Claudia Giehl of the European Network for Global Cooperation in the Field of AIDS & TB explained the 7th Framework Programme (FP7) of the EU, a €53 billion mechanism running from 2007 to 2013 whose purposes include funding health research. She described the grant allocations of FP7 and made suggestions for how TB projects could access funding from it.

Christine Sizemore, Chief, TB, Leprosy and Other Mycobacterial Diseases Section of NIAID, described the institution’s TB funding strategy. She noted that NIH and NIAID funding had increased through the 1990s but dropped in 2008. She explained that most funding goes to basic/fundamental research. The further in the research and development cycle towards new products, the more other institutions and partners are needed for funding. She also explained that a substantial amount of projects that they fund were unsolicited. They usually fund for five years, but sometimes as long as seven and sometimes as little as two.

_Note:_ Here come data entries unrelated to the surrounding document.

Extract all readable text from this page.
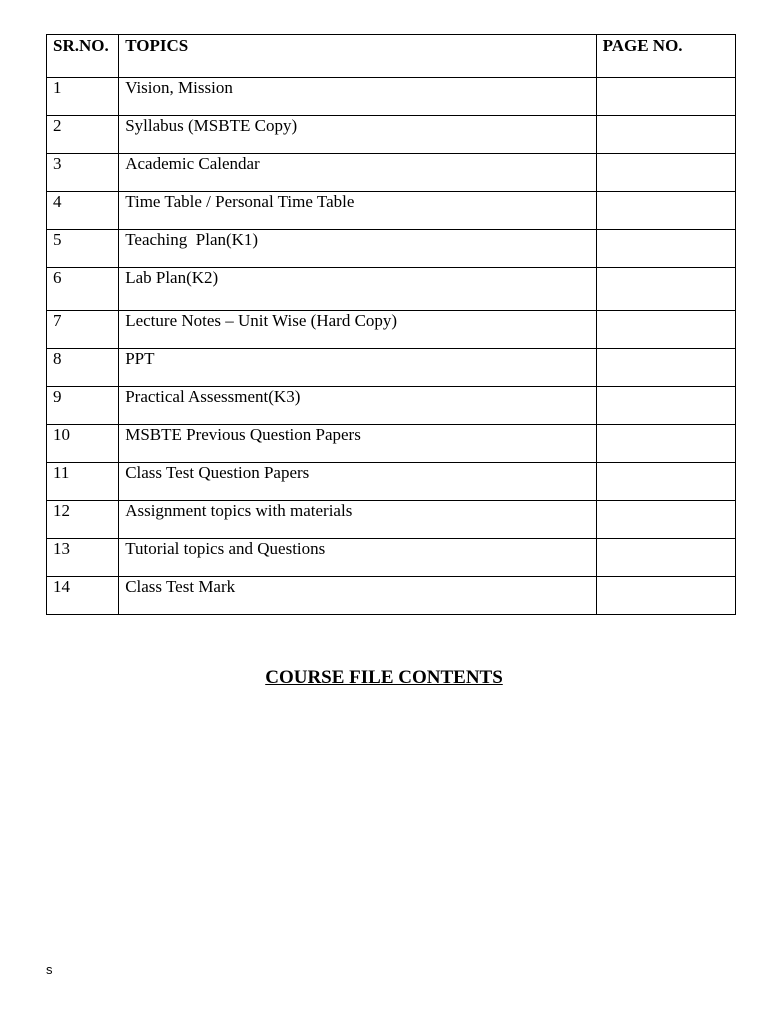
SR.NO.	TOPICS	PAGE NO.
1	Vision, Mission	
2	Syllabus (MSBTE Copy)	
3	Academic Calendar	
4	Time Table / Personal Time Table	
5	Teaching  Plan(K1)	
6	Lab Plan(K2)	
7	Lecture Notes – Unit Wise (Hard Copy)	
8	PPT	
9	Practical Assessment(K3)	
10	MSBTE Previous Question Papers	
11	Class Test Question Papers	
12	Assignment topics with materials	
13	Tutorial topics and Questions	
14	Class Test Mark	
COURSE FILE CONTENTS
s
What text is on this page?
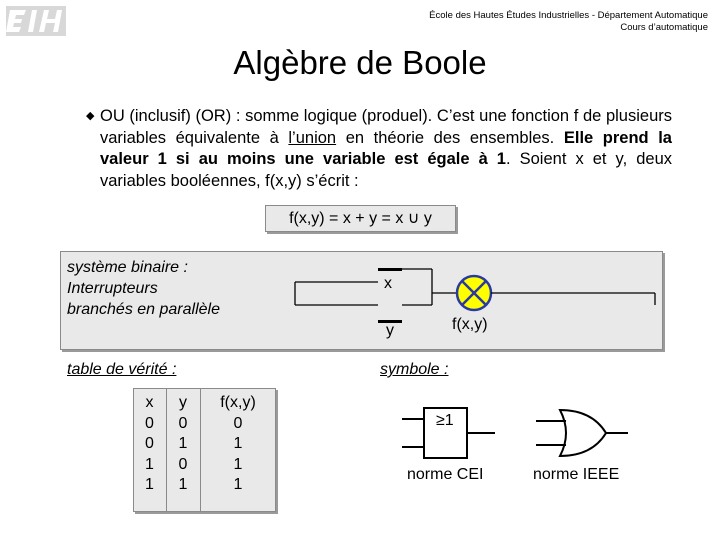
École des Hautes Études Industrielles - Département Automatique
Cours d’automatique
Algèbre de Boole
◆ OU (inclusif) (OR) : somme logique (produel). C’est une fonction f de plusieurs variables équivalente à l’union en théorie des ensembles. Elle prend la valeur 1 si au moins une variable est égale à 1. Soient x et y, deux variables booléennes, f(x,y) s’écrit :
f(x,y) = x + y = x ∪ y
système binaire :
Interrupteurs
branchés en parallèle
x
y	f(x,y)
table de vérité :
x
0
0
1
1
y
0
1
0
1
f(x,y)
0
1
1
1
symbole :
≥1
norme CEI	norme IEEE
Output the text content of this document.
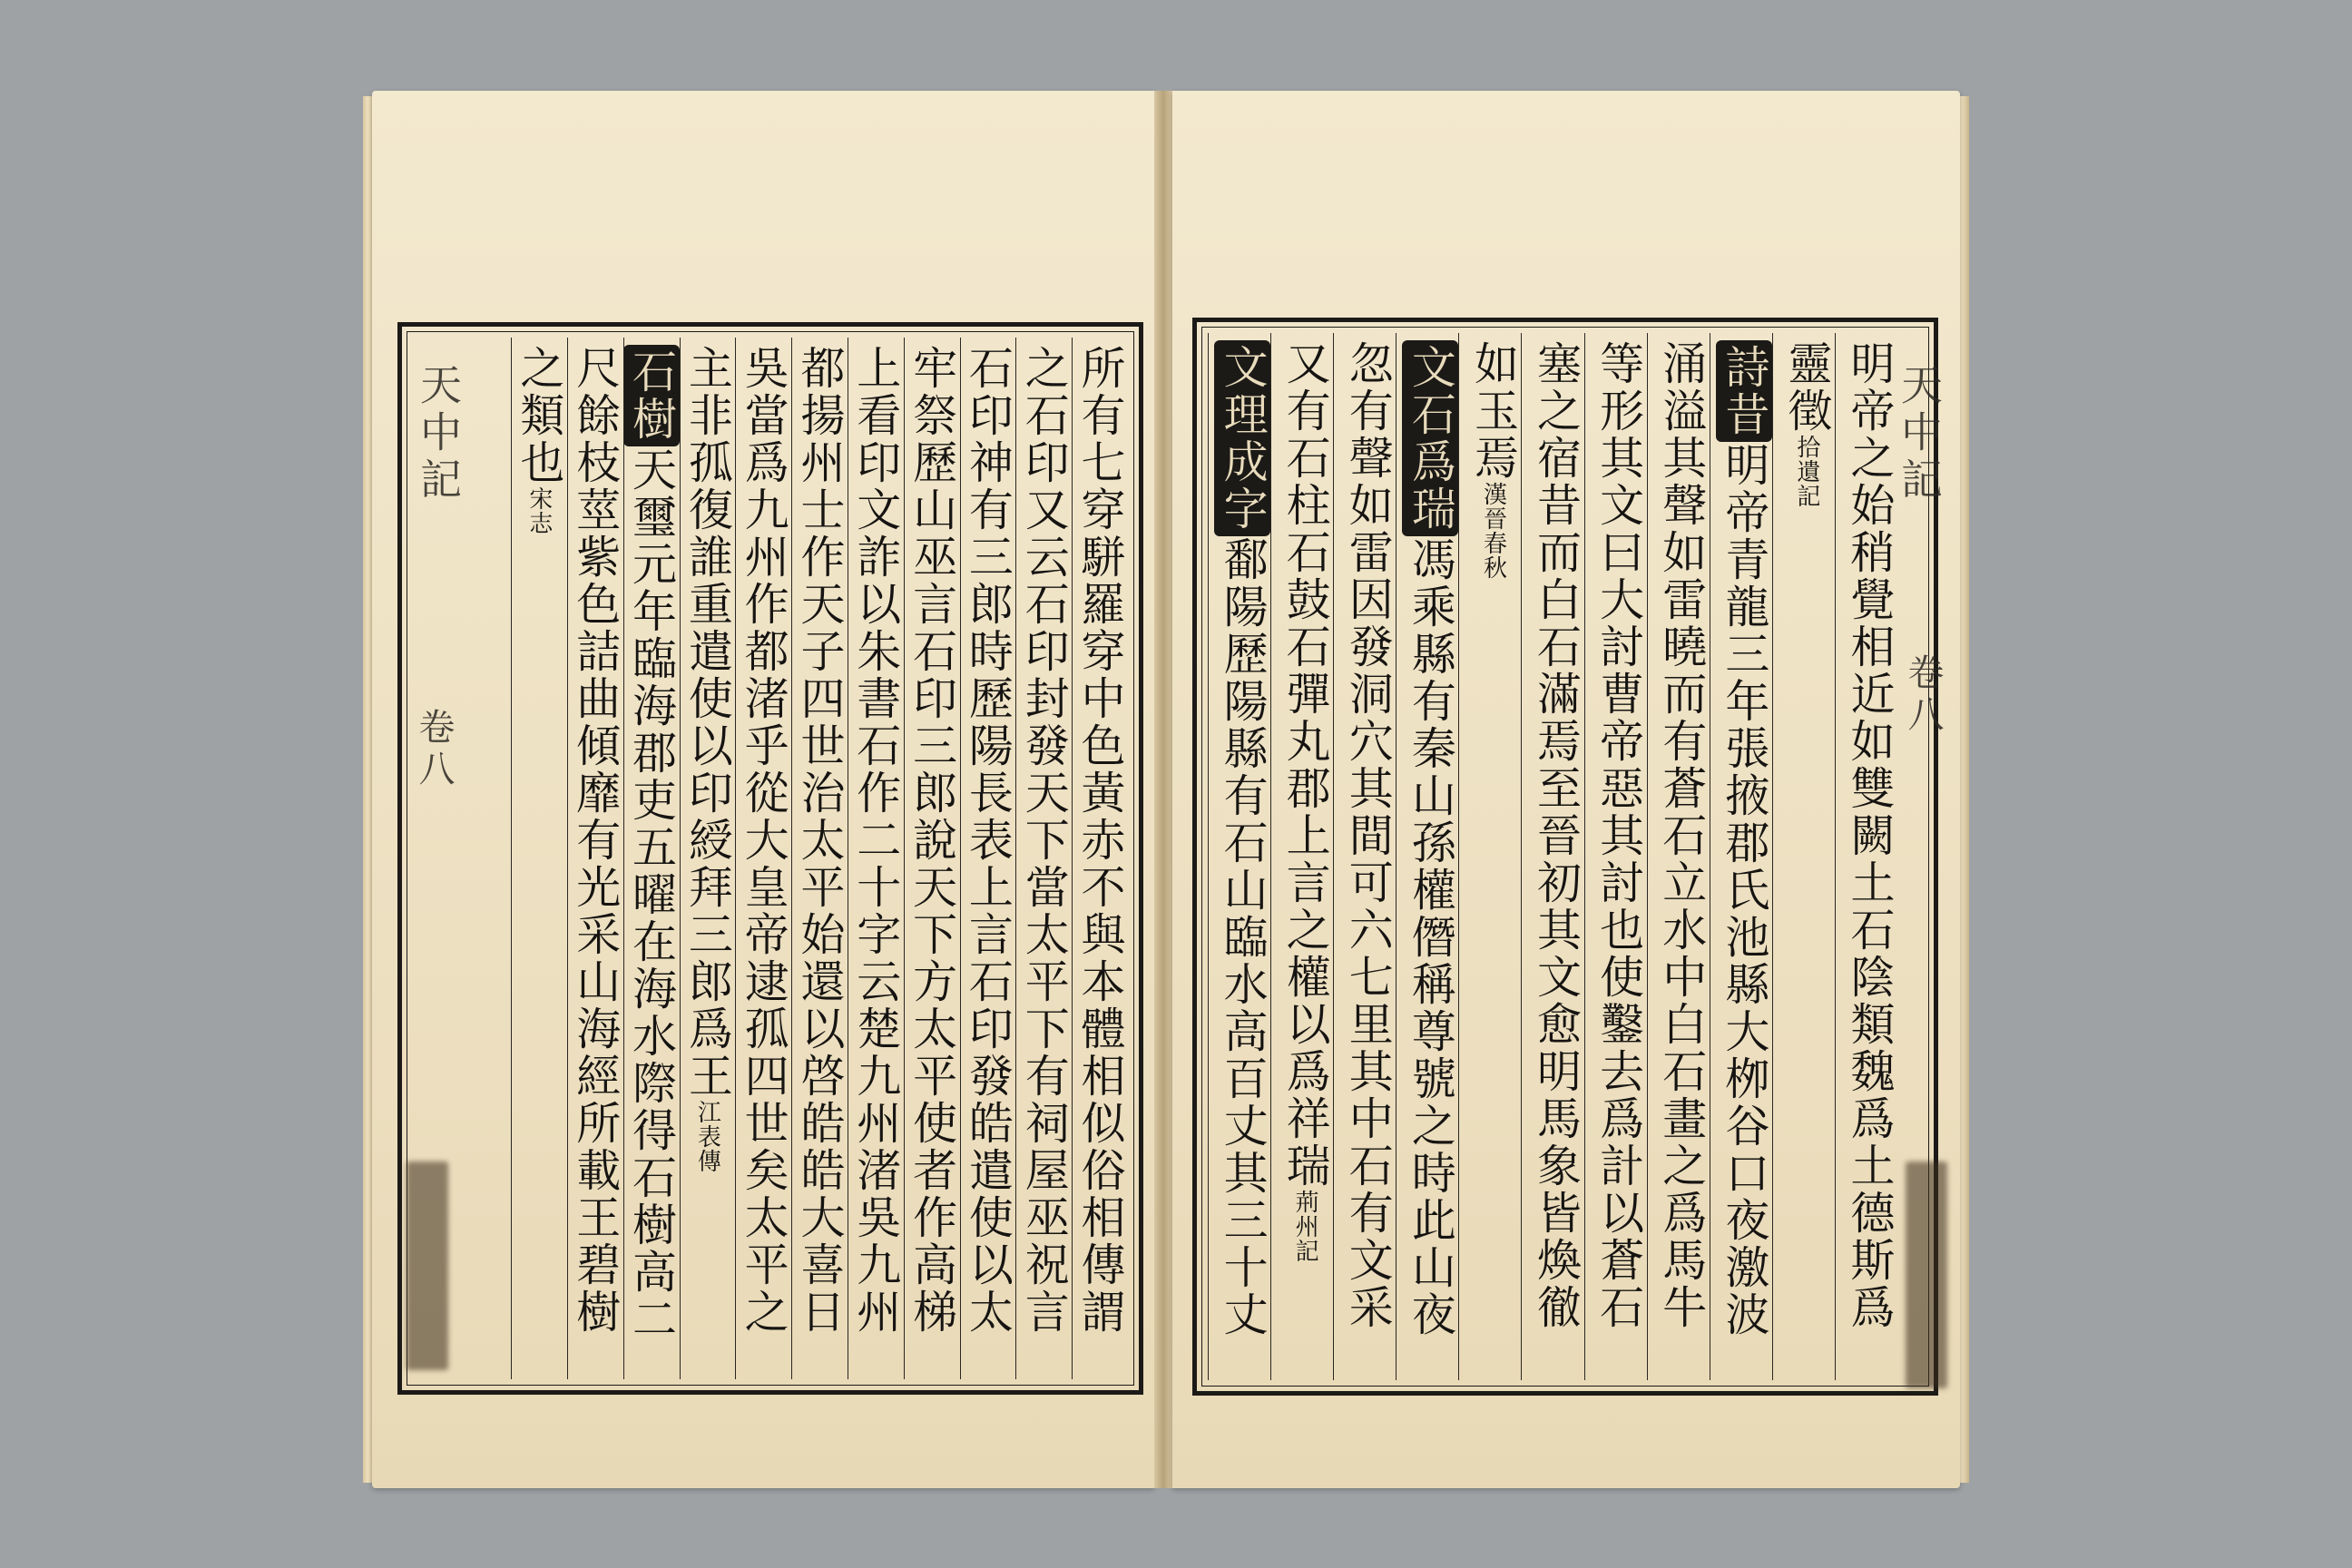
所有七穿駢羅穿中色黃赤不與本體相似俗相傳謂
之石印又云石印封發天下當太平下有祠屋巫祝言
石印神有三郎時歷陽長表上言石印發皓遣使以太
牢祭歷山巫言石印三郎說天下方太平使者作高梯
上看印文詐以朱書石作二十字云楚九州渚吳九州
都揚州士作天子四世治太平始還以啓皓皓大喜日
吳當爲九州作都渚乎從大皇帝逮孤四世矣太平之
主非孤復誰重遣使以印綬拜三郎爲王江表傳
石樹天璽元年臨海郡吏五曜在海水際得石樹高二
尺餘枝莖紫色詰曲傾靡有光采山海經所載王碧樹
之類也宋志
天中記
卷八	明帝之始稍覺相近如雙闕土石陰類魏爲土德斯爲
靈徵拾遺記
詩昔明帝青龍三年張掖郡氏池縣大栁谷口夜激波
涌溢其聲如雷曉而有蒼石立水中白石畫之爲馬牛
等形其文曰大討曹帝惡其討也使鑿去爲計以蒼石
塞之宿昔而白石滿焉至晉初其文愈明馬象皆煥徹
如玉焉漢晉春秋
文石爲瑞馮乘縣有秦山孫權僭稱尊號之時此山夜
忽有聲如雷因發洞穴其間可六七里其中石有文采
又有石柱石鼓石彈丸郡上言之權以爲祥瑞荊州記
文理成字鄱陽歷陽縣有石山臨水高百丈其三十丈
天中記
卷八
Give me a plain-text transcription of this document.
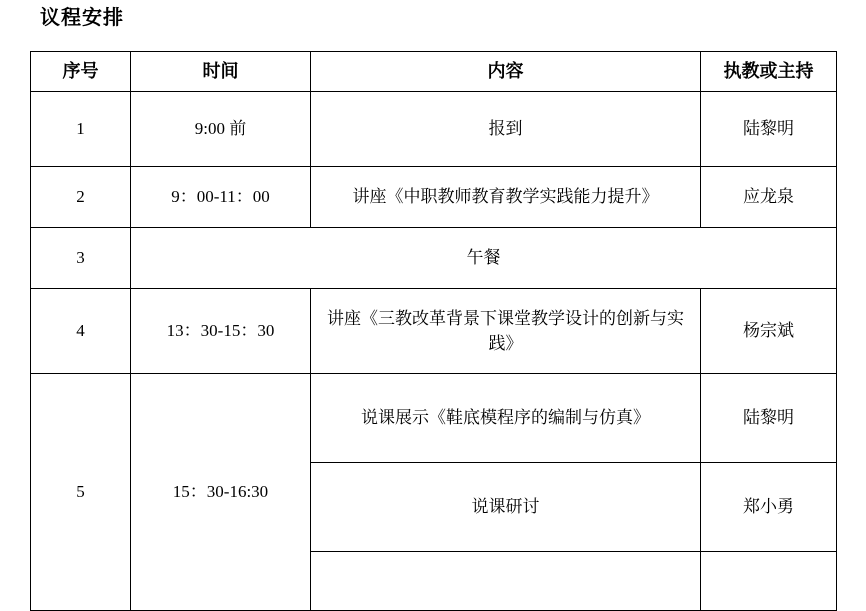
议程安排
序号	时间	内容	执教或主持
1	9:00 前	报到	陆黎明
2	9：00-11：00	讲座《中职教师教育教学实践能力提升》	应龙泉
3	午餐		
4	13：30-15：30	讲座《三教改革背景下课堂教学设计的创新与实践》	杨宗斌
5	15：30-16:30	说课展示《鞋底模程序的编制与仿真》	陆黎明
		说课研讨	郑小勇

A lively discussion ensued on how to increase TB funding. There was consensus amongst speakers that positive messages and successes need to be stressed. There is also a need to tap into the growing number of public health students in the US to get them involved in TB. A next step of bringing lead funders of TB research and development was proposed. There is a need for funders to examine their portfolios, identify and co-ordinate funds for overlapping research priorities while also identifying gaps in funding and how these can be addressed.

This concluded an event that was packed with excellent presentations and useful discussions.